Ministrokes are a type of stroke that only lasts for a few minutes. New research suggests that the effect of a ministroke is more serious than previously thought.
Transient ischemic attacks, or “ministrokes,” occur when an artery becomes briefly blocked by a blood clot. A ministroke is the same as a regular stroke – the only difference is that they last for a shorter period of time.
Ministrokes – also called cortical microinfarcts – cause minuscule lesions of approximately 0.05-3 millimeters in diameter, but an increasing amount of research seems to link ministrokes with cognitive decline and dementia.
Motivated by the existing evidence, researchers from the Medical University of South Carolina (MUSC) hypothesized that ministrokes might affect brain function on a greater scale than what is usually shown by histological evidence or MRI scans.

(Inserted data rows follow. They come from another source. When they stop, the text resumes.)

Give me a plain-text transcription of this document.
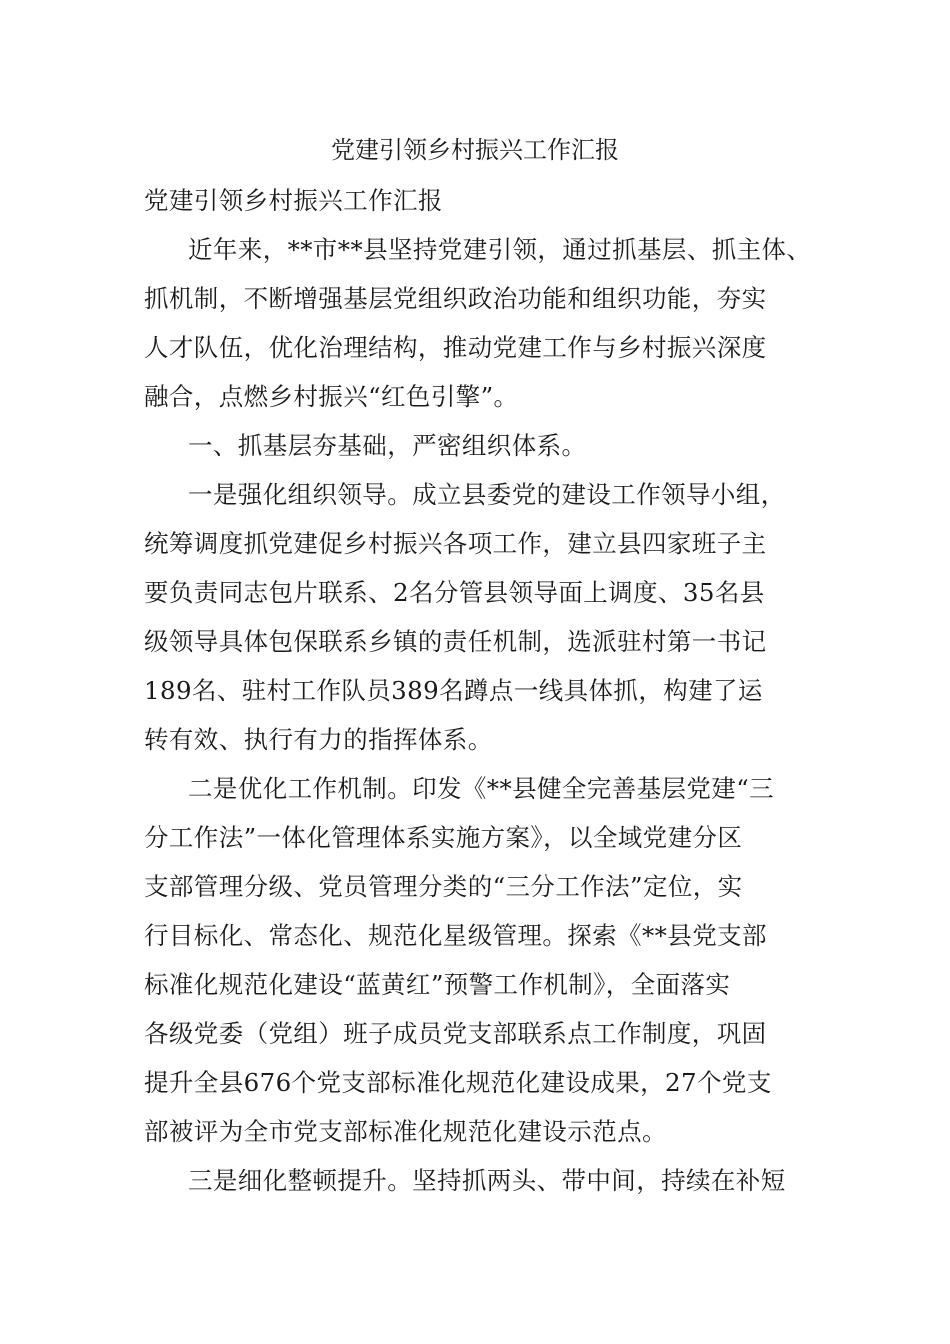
党建引领乡村振兴工作汇报
党建引领乡村振兴工作汇报
近年来，**市**县坚持党建引领，通过抓基层、抓主体、
抓机制，不断增强基层党组织政治功能和组织功能，夯实
人才队伍，优化治理结构，推动党建工作与乡村振兴深度
融合，点燃乡村振兴“红色引擎”。
一、抓基层夯基础，严密组织体系。
一是强化组织领导。成立县委党的建设工作领导小组，
统筹调度抓党建促乡村振兴各项工作，建立县四家班子主
要负责同志包片联系、2名分管县领导面上调度、35名县
级领导具体包保联系乡镇的责任机制，选派驻村第一书记
189名、驻村工作队员389名蹲点一线具体抓，构建了运
转有效、执行有力的指挥体系。
二是优化工作机制。印发《**县健全完善基层党建“三
分工作法”一体化管理体系实施方案》，以全域党建分区
支部管理分级、党员管理分类的“三分工作法”定位，实
行目标化、常态化、规范化星级管理。探索《**县党支部
标准化规范化建设“蓝黄红”预警工作机制》，全面落实
各级党委（党组）班子成员党支部联系点工作制度，巩固
提升全县676个党支部标准化规范化建设成果，27个党支
部被评为全市党支部标准化规范化建设示范点。
三是细化整顿提升。坚持抓两头、带中间，持续在补短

The team was led by Andy Shih, Ph.D., an assistant professor of Neurosciences at MUSC, and the findings were published in the Journal of Cerebral Blood Flow and Metabolism.
Shih and team designed a mouse model so that they could study the effects of individual microinfarcts on the cortical tissue over several weeks following the ministroke.
Researchers used photothrombosis – an experimental stroke technique developed in 1985 to induce cerebral infarction in rats – to close up a single arteriole in the so-called barrel cortex of mice. The barrel cortex is part of the somatosensory cortex of mice, marsupials, and other rodents, and it has a specific structure that mirrors the whiskers on the snout.
For this experiment, researchers implanted cranial windows in the barrel cortex, and then compared functional readouts of brain activity with the location of the ministroke core.
They performed both in vivo and post-mortem brain analyses. The team used c-Fos expression and in vivo, two-photon imaging of single vessel hemodynamic responses in order to measure the precise scale of sensory-evoked neural activity.
The data revealed by the study suggests that a single ministroke affects a much larger area and has longer-lasting effects than previously understood.
The post-mortem c-Fos immunostaining showed that the ministroke had affected an area 12 times greater in volume than the microinfarct core.
Additionally, the single vessel two-photon imaging revealed that the neuronal activity across this affected area was depressed for 14-17 days after the ministroke.
The results were deemed “surprising” by the researchers.
“I knew larger strokes could have distant effects, but I was surprised that something of this scale could have such a large effect. The MRI signal increased and then went away as we had expected, but we were surprised on autopsy to see that there was still lots going on – tissue damage and neuroinflammation. Even after 3 weeks, the neurally evoked blood flow responses had only partially recovered. This means a microinfarct can come and go and you can see it briefly with MRI but it leaves a lasting impression on brain function – possibly for months.”
Andy Shih, Ph.D.
Shih explains the significance of the study both in terms of the methodology typically used to assess the impact of ministrokes, and the implications for preventive care.
“These infarcts are so small and unpredictable, we just have not had good tools to detect them while the person was still alive,” he says. “Until now, we just had post-mortem snapshots of these infarcts at the end of the dementia battle as well as measures of the person’s cognitive decline, which might have been taken years before the brain became available for study.”
Most ministrokes are difficult to detect with conventional neuroimaging techniques, as often the in vivo data does not match the post-mortem histological evidence. This makes it difficult for researchers to connect the ministrokes with the development of cognitive decline over time.
However, the research conducted by Shih and team bypassed these difficulties by creating a model allowing them to follow the effects of individual cortical ministrokes over several weeks.
Furthermore, Shih suggests that the findings might also shape future preventive practices. Given that microinfarcts have such a long-lasting impact over a wide area, several microinfarcts may cause “enough accumulated damage in the brain’s circuitry to equal the impact of a larger event.”
“On a clinical level, maybe […] therapeutics can play a bigger role. Maybe drugs that we already have can mitigate the cumulative damage of microinfarcts […] If an MRI shows a person is at high risk for microinfarcts, maybe one day we can put them on a drug for a while to reduce the impacts of these lesions.”